Philippians 4:8 is such a great scripture when it comes to this!

Finally, brothers, whatever is true, whatever is noble, whatever is right, whatever is pure, whatever is lovely, whatever is admirable–if anything is excellent or praiseworthy– think about such things.

What is true? What is noble? Right? Lovely? I found a blog that had affirmations for mothers. And where not everyone is a mom, I thought it was a good idea to have these pinned up somewhere. Make some affirmations that work for you and put them up somewhere. Here are some I found (I changed them a little) and the blog I got them from:

  1. If I do nothing today besides love my kids, then I’ve done enough.
  2. I’m not the perfect mother, but I’m exactly the one my children needs.
  3. Today I will see the best in my child and the best in myself.
  4. The decisions made by other moms do not need to dictate mine.
  5. I have been called to motherhood—one of the most powerful callings in the world.
  6. I respect my children; I respect myself.
  7. Being a good mom takes courage.
  8. My mothering body is beautiful.
  9. Today I can be the type of person I would like my children to become.
  10. There’s value in showing my kids my vulnerability.
  11. Not liking every moment of motherhood doesn’t mean I don’t love being a mom.
  12. I will teach my child by example more so than by advice.
  13. There is no such thing as “just a mom.”
  14. I can accept my children just as they are.
  15. I love my kids even when they are being difficult.
  16. Today I can be an intentional parent.
  17. I am a blessing to my family.
  18. As I teach my kids today, I’ll also be open to the lessons they can teach me.
  19. I’m grateful for my life as a mom.
  20. I love my kids, which means I’m doing just fine.

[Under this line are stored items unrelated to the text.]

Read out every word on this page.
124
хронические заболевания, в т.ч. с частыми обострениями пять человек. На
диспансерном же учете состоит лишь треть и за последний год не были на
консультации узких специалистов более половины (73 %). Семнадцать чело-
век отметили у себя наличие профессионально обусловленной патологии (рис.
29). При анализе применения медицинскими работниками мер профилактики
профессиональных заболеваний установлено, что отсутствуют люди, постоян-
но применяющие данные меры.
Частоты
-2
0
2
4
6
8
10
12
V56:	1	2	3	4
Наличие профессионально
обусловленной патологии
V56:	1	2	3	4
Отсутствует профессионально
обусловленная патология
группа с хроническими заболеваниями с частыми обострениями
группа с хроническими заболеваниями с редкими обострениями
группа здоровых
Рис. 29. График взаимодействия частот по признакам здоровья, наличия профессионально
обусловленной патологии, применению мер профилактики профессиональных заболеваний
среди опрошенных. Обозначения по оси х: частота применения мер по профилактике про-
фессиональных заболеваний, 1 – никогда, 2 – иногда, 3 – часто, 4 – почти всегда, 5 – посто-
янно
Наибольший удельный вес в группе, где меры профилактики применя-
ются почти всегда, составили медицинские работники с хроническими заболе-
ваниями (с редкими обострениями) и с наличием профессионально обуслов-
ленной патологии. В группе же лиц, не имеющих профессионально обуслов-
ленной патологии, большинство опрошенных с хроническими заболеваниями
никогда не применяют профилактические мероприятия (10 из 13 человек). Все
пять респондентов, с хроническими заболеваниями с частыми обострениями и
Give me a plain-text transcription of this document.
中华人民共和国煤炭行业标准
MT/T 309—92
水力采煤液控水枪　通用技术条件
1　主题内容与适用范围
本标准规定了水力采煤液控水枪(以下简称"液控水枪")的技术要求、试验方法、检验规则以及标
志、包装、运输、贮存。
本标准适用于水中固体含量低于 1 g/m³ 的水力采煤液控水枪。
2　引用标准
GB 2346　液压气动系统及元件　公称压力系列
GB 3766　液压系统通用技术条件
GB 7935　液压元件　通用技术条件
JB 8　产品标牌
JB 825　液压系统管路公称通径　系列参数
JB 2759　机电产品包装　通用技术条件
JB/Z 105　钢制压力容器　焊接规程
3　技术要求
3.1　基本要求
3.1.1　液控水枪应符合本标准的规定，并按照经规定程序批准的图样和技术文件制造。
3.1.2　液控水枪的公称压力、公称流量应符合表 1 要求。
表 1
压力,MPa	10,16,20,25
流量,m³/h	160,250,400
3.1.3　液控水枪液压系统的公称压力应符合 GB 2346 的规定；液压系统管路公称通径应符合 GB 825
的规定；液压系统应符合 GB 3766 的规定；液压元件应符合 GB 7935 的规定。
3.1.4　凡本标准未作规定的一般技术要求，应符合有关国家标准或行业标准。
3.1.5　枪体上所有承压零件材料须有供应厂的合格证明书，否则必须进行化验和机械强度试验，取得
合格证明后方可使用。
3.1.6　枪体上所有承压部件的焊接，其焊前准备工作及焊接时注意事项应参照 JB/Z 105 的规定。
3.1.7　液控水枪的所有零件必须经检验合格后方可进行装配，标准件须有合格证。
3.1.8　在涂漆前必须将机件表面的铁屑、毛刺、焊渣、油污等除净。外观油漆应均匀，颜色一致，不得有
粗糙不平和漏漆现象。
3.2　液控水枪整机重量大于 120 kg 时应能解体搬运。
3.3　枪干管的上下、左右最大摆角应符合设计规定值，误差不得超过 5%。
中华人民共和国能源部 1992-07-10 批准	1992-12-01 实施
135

This is definitely an area I am trying to grow in (hence the blog post) but I’m grateful to opportunity to try!

2 thoughts on “How to stop guilty thoughts

  1. I really like what you have to say in this and I’m going to share it with my wife. She has some of the same struggles and questions being a stay at home mom as well. Guilt though I disagree with. Guilt is just another form of manipulation that is used to get a result. It’s kind of like fear. You can use it to get what you want until the puppet wakes up to the reality there really are no strings attached. Conviction is heavenly though and its foundation is love. Being compelled by love will move you to do things you never thought possible. I totally agree with you and think we have to take captive our thought life! Be encouraged because this is a great revelation straight from Heaven and will change your whole outlook on life. Your role is so important to raising the next generation of thinkiners, dreamers, creators and innovatores. Like my wife said, you could be raising the next Billy Graham or Heidi Baker and you don’t even know it. Jesus doesn’t guilt us into loving Him. He loves us into His arms. Thanks for your post!